Догнав его, Эйки протянула ему лепешку, и он, сразу перестав всхлипывать, озадаченно смотрел то на нее, то на нежданный дар.

— Возьми, это тебе. Тебе, Йару…

Услышав свое имя, он заулыбался, закивал головой, стуча в грудь:

— Йа! Йа!

— Да, да, я знаю… Ты Йару. А я Эйки.

Йару недоуменно хрюкнул. Она повторила:

— Эйки. Эйки…

— Аки… Аки! — И засеменил рядом, впившись зубами в лепешку, а съев все до крошки, начал напевать свою бесконечную песенку.

Дойдя до дома, они увидели Одноглазого, по-прежнему лежавшего под нулуром. Йару, тыча в него пальцем, остановился:

— У-у-у!

Эйки позвала его в дом, но он не осмеливался войти, мотал головой.

Услышав их препирательства, на порог вышел отец:

— Не тронет, не бойся.

В честь ее возвращения он разжился у бортника медом, так что Йару угостили на славу; гость оказался таким сладкоежкой, что Эйки дала ему с собой лепешки, щедро намазанные медом, а после его ухода долго стояла во дворе, с наслаждением вдыхая прохладный вечерний воздух.

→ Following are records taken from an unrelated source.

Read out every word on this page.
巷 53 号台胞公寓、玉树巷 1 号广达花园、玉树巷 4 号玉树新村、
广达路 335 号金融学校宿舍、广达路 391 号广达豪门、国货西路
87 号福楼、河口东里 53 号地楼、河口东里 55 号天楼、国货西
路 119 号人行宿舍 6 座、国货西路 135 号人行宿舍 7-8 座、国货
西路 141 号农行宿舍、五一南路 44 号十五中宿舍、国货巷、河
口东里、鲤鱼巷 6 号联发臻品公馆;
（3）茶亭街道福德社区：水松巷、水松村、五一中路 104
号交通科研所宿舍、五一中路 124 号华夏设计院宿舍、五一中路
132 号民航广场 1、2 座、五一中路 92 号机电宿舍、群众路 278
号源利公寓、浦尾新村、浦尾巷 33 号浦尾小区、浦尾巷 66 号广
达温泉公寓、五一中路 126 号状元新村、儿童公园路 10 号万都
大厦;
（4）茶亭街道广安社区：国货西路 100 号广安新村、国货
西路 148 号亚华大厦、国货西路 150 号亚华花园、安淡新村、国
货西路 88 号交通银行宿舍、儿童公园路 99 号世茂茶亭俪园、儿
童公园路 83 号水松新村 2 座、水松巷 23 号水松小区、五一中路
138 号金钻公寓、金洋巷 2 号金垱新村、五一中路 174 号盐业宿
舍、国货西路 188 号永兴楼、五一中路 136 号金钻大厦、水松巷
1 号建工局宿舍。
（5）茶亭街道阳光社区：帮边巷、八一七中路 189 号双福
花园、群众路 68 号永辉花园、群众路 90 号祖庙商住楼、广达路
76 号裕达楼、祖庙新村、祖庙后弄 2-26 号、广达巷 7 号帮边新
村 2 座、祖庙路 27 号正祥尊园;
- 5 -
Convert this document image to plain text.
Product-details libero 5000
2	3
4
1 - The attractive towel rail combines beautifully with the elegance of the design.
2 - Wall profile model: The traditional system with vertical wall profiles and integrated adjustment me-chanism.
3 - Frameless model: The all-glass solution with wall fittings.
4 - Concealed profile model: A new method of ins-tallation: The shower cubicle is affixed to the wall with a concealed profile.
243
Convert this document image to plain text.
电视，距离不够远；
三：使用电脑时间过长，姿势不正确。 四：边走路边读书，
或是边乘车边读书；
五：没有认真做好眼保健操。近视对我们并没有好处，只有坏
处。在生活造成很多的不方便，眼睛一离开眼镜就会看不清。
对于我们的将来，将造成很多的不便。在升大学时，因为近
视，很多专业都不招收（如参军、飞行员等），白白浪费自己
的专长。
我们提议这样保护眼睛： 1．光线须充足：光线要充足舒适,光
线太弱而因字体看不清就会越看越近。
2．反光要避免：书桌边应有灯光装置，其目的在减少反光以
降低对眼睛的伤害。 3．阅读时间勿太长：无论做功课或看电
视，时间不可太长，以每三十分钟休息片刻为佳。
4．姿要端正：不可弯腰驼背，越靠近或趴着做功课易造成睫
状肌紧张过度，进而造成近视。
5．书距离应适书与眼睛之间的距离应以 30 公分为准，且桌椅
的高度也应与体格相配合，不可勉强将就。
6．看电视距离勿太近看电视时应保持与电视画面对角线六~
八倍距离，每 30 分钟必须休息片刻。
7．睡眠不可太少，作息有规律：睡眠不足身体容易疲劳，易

Дым родного очага слаще ладана…

Их дружба с Йару сразу вызвала кривотолки в селении: как отец со своим полупсом-полуволком, так и дочь с этим полоумным. К Эйки люди после ее возвращения относились настороженно: «Лицо белое, как у матери, а сердце наверняка такое же черное…»

Только в одном доме ей всегда были рады: Нэкэ к тому времени снова понесла, но носила тяжело, то и дело прихварывала, и Эйки что ни день забегала помочь, а вскоре заметила, что Ничил украдкой поглядывает на нее. Хоть он и молчал, все было ясно без слов.

Ближе к осени и Нэкэ заговорила об этом:

— Пташка моя… Лучшей жены, чем ты, я ему не желаю… А у него сердце верное. Он не разлюбит.

Эйки, понурившись, глядела в землю:

— Я не принесу ему счастья…

Разговор этот занозой засел в сердце, а потом случилось то, что невозможно было ни изменить, ни исправить.

Вестником горя стал Ничил — красный, запыхавшийся — видно, бежал из селения всю дорогу:

— Скорей… Мать за тобой послала…

Еще издали она услышала неистовый рев маленького Бэттэ, рвавшегося из рук соседки. Мальчишки постарше шмыгали носами, глядя на поникшего отца. Толкнув тяжелую дверь, Эйки поразилась тишине: дом замер в предчувствии беды…

У постели Нэкэ хлопотала повитуха, сердито прошипевшая:

— Чего тебе здесь надо, бесстыжая?

Эйки, бросившись к лежащей в забытьи Нэкэ, прижалась лбом к холодной руке, лежавшей поверх одеяла. Серое лицо, заострившиеся черты, из которых ушла жизнь…

За спиной раздался негодующий шепот:

— Девке тут делать нечего!

— Почему ты не позвала меня… Я бы принесла травы… Они бы уняли кровь…

— Травы… Не помогут тут твои травы…

Эйки и сама видела это. В доме травниц их учили: можешь помочь — помоги, не можешь помочь — отпусти. Но снова и снова сжимала она безжизненную руку, будто могла удержать, отвести неотвратимое. Холод объял Эйки — как в детстве, когда у нее на глазах швырнули в огонь сшитую Нэкэ одежку. Как она плакала тогда! Теперь у нее на глазах догорала свеча жизни той, что заменила ей мать, а слез не было — лишь безмолвный крик, рвущийся из потаенных глубин души: «Не уходи, не оставляй меня! Не бросай…»

Дрогнули сомкнутые веки, Нэкэ с трудом открыла глаза, и Эйки увидела в них свет, всю жизнь согревавший ее — свет материнской любви.

— Мама…

Слезы на миг затуманили угасающий взор:

— Пташка… Не слушай, что люди говорят о твоей матери… Она никому не желала зла. И она любила тебя… Я знаю…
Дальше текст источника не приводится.